Goal:

Collect relevant information on the following pages:

* 1) https://en.wikipedia.org/wiki/17th_century 
* 2) https://en.wikipedia.org/wiki/Timeline_of_the_17th_century
* 3) https://en.wikipedia.org/wiki/1600s_(decade)
* 4) https://en.wikipedia.org/wiki/1600

I will start with a Wikidata-based approach:

- For each section, get all hyperlinks
- For each hyperlink:
    - Check if it is a person:
        - If so, get date of birth, date of death, place of birth and place of death
        - Store QID + information
        - Get Wikipage
        - Get full text
    
    
Let us make some API calls:

In [1]:
import requests
from functions import functions
import pandas as pd

query = "https://en.wikipedia.org/w/api.php?action=parse&prop=sections&page=17th_century&format=json"
sections = requests.get(query)
sections_df = pd.json_normalize(sections.json()["parse"]["sections"])
sections_df.head()

Unnamed: 0,toclevel,level,line,number,index,fromtitle,byteoffset,anchor
0,1,2,Events,1.0,1,17th_century,7373,Events
1,2,3,1601–1650,1.1,2,17th_century,7423,1601–1650
2,2,3,1651–1700,1.2,3,17th_century,17327,1651–1700
3,1,2,Significant people,2.0,4,17th_century,23000,Significant_people
4,2,3,Musicians,2.1,5,17th_century,27283,Musicians


Let's get all links for the significant people in the _Science_and_philosophy_ section, section numbered 9.


In [2]:
query = "https://en.wikipedia.org/w/api.php?action=parse&prop=links&page=17th_century&format=json&section=9"
links = requests.get(query)

links_df = pd.json_normalize(links.json()["parse"]["links"])

links_df.head()

Unnamed: 0,ns,exists,*
0,0,,Age of Enlightenment
1,0,,Antonie van Leeuwenhoek
2,0,,Athanasius Kircher
3,0,,Baruch Spinoza
4,0,,Blaise Pascal


Now that I have the pages that are linked, let's try and get information about these pages from Wikidata


In [None]:
links_df = functions.add_ids_and_urls_to_dataframe(links_df)
links_df.head()

In [None]:
human_info = functions.return_data_about_humans(links_df["wikidata_id"])
human_info.head()

A few of the names are duplicated. That is due to multiple values for some features. For example, some sources say that Robert Hooke was born on 1635-07-18 while others say 1635-07-28.

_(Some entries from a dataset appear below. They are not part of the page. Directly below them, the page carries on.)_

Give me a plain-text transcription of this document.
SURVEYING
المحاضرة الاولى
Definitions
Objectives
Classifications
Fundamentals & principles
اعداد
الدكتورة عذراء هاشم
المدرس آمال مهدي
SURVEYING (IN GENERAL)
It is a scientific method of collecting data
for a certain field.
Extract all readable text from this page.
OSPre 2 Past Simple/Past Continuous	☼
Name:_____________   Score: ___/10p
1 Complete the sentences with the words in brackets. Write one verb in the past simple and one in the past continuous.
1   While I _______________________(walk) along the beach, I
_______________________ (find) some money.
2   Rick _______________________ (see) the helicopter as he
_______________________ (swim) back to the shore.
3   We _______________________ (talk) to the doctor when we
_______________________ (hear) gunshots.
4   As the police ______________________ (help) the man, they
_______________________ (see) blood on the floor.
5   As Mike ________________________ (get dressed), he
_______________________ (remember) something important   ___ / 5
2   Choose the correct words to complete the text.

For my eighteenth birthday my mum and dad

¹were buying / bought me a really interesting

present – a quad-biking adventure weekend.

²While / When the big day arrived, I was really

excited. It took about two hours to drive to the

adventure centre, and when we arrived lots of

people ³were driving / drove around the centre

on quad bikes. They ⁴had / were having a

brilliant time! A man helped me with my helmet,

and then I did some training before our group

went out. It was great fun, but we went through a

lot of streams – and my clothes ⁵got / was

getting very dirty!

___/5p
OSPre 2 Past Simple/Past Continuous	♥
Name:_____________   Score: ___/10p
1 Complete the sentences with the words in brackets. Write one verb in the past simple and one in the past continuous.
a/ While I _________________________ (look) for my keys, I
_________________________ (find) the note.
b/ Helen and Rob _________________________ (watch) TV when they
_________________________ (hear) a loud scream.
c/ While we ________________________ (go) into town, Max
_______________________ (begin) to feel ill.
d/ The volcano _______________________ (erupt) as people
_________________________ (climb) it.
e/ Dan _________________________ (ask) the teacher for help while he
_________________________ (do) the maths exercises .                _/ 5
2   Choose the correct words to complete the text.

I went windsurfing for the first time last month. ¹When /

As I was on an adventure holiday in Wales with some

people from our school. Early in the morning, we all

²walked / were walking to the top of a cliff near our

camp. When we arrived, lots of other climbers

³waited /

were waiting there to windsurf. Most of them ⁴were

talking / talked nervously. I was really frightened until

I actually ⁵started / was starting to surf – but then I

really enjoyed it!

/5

Anyways, I will add the English Wikipedia URLs and page ids.



In [None]:
human_info = human_info.merge(links_df[["wikidata_id", "page_url", "page_id"]])

human_info.head()

Nice! The next steps are:

- Run pipeline and store results for all pages and all sections

Let's start by the sections on the 17th_century page. But first, it is time to make it possible to run it all with a single function, int the functions.py file. 


In [None]:
page = "17th_century"
functions.detect_and_save_people_per_section(page)

Nice. Now I'll run it for the other pages.

In [None]:
page = "Timeline_of_the_17th_century"
functions.detect_and_save_people_per_section(page)

In [None]:
page = "1600s_(decade)"
functions.detect_and_save_people_per_section(page)

In [None]:
page = "1600"
functions.detect_and_save_people_per_section(page)